Sergeant Maslov drew back the bolt of his rifle to load it while Lyuba lay next to him, holding rounds for reloading the PTRS magazine. A shudder suddenly passed through her gunner’s body, and his head fell sharply to his chest. The former medic turned to help him, but her aid was already unnecessary. A bullet had struck him straight in the chest, killing him instantly. Lyuba remained alone in the position at this critical moment in the battle. The armored wave continued to roll toward her, hurling kilograms of death-dealing metal every second.

The advice of her school instructor flashed across her mind: “Do not hesitate! Seconds will decide if you live or die! If you delay, you will be ground up in the tank’s tracks. Shoot at the right moment, and don’t miss!”

Lyuba carefully placed the body of her combat comrade aside on the ground and then prepared herself for battle. The rifle’s stock still held the warmth of the dead sergeant’s hand. She took aim. The tanks were moving closer and closer, the lead machine now clearly visible. She could see the muzzle opening of the main gun and the barrel of the coaxial machine gun. Both weapons were now firing continuously. Bullets were raising fountains of earth and snow around her position. Lyuba was calm and showed no fear.

The enemy tanks were not only 150 meters away, moving a not more than 10 kilometers per hour. In just a few moments they would reach the old poplar tree. It was time to fire! She squeezed the trigger smoothly. She did not hear the shot but felt the recoil in her shoulder. The projectile’s tracer flashed through the air and burrowed into the lead tank. Black smoke enveloped the vehicle, and it stopped. Without hesitation, Lyuba shifted her fire to a second tank. She squeezed the trigger three times and saw red tongues of flame erupt from the tank’s engine compartment. She brought a third vehicle, an armored troop carrier, into her sights and carefully aimed at its vulnerable spot. At the instant she began to squeeze the trigger, several bullets struck her. Medics managed to crawl over to the antitank gunner, but they could not help her.

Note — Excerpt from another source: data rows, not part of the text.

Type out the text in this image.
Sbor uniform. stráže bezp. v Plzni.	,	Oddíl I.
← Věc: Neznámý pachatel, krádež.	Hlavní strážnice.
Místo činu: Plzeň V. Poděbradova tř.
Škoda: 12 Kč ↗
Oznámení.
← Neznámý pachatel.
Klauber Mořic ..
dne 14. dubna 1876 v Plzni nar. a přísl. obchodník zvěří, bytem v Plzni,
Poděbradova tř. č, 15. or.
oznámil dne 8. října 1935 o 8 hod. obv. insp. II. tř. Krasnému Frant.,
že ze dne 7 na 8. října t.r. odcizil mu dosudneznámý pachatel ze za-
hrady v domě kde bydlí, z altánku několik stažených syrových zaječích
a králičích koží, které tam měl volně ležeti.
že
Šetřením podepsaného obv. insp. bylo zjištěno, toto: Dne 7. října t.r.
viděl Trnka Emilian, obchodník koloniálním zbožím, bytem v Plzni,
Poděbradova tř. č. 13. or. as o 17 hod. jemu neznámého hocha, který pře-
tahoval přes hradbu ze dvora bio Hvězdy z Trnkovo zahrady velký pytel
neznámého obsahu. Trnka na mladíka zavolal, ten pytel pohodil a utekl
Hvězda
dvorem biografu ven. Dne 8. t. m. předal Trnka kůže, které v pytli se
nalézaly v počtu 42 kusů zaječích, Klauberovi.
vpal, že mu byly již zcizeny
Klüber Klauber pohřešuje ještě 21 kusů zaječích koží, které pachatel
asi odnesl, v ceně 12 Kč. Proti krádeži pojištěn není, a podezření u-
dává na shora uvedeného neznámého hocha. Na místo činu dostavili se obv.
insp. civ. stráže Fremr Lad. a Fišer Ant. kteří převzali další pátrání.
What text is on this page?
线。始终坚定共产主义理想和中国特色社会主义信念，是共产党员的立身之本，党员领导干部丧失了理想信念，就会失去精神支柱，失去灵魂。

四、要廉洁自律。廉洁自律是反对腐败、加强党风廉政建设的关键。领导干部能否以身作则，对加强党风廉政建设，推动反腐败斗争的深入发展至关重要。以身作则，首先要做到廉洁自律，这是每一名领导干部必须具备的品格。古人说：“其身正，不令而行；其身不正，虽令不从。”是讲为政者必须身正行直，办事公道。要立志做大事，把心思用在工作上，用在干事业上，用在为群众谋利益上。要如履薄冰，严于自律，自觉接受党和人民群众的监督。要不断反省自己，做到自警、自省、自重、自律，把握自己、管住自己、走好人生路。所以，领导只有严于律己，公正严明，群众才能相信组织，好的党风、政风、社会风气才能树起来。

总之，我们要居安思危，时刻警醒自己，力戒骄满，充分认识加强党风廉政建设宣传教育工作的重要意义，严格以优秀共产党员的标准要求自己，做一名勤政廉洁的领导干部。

The battalions and companies of 85th Rifle Regiment fought off the enemy counterattack almost the entire day. They did not surrender to the enemy the position they had captured earlier. When the battle was over, the men lifted the body of the brave tank killer and, placing it on a poncho, carried it to the rear. They found an unfinished letter in her pocket. The addressee was unknown. “Ukraine, my Ukraine!” Lyuba had written, “I am your daughter … I pledge to you in memory of all my dead brothers and sisters that I will take cruel, merciless vengeance on the fascists.”

Lyuba Zemska was posthumously awarded the Order of the Red Banner. Her life was brief but brilliant, like a flash of lightning. In one battle, one fierce engagement with enemy tanks, she brought the hour of final victory closer.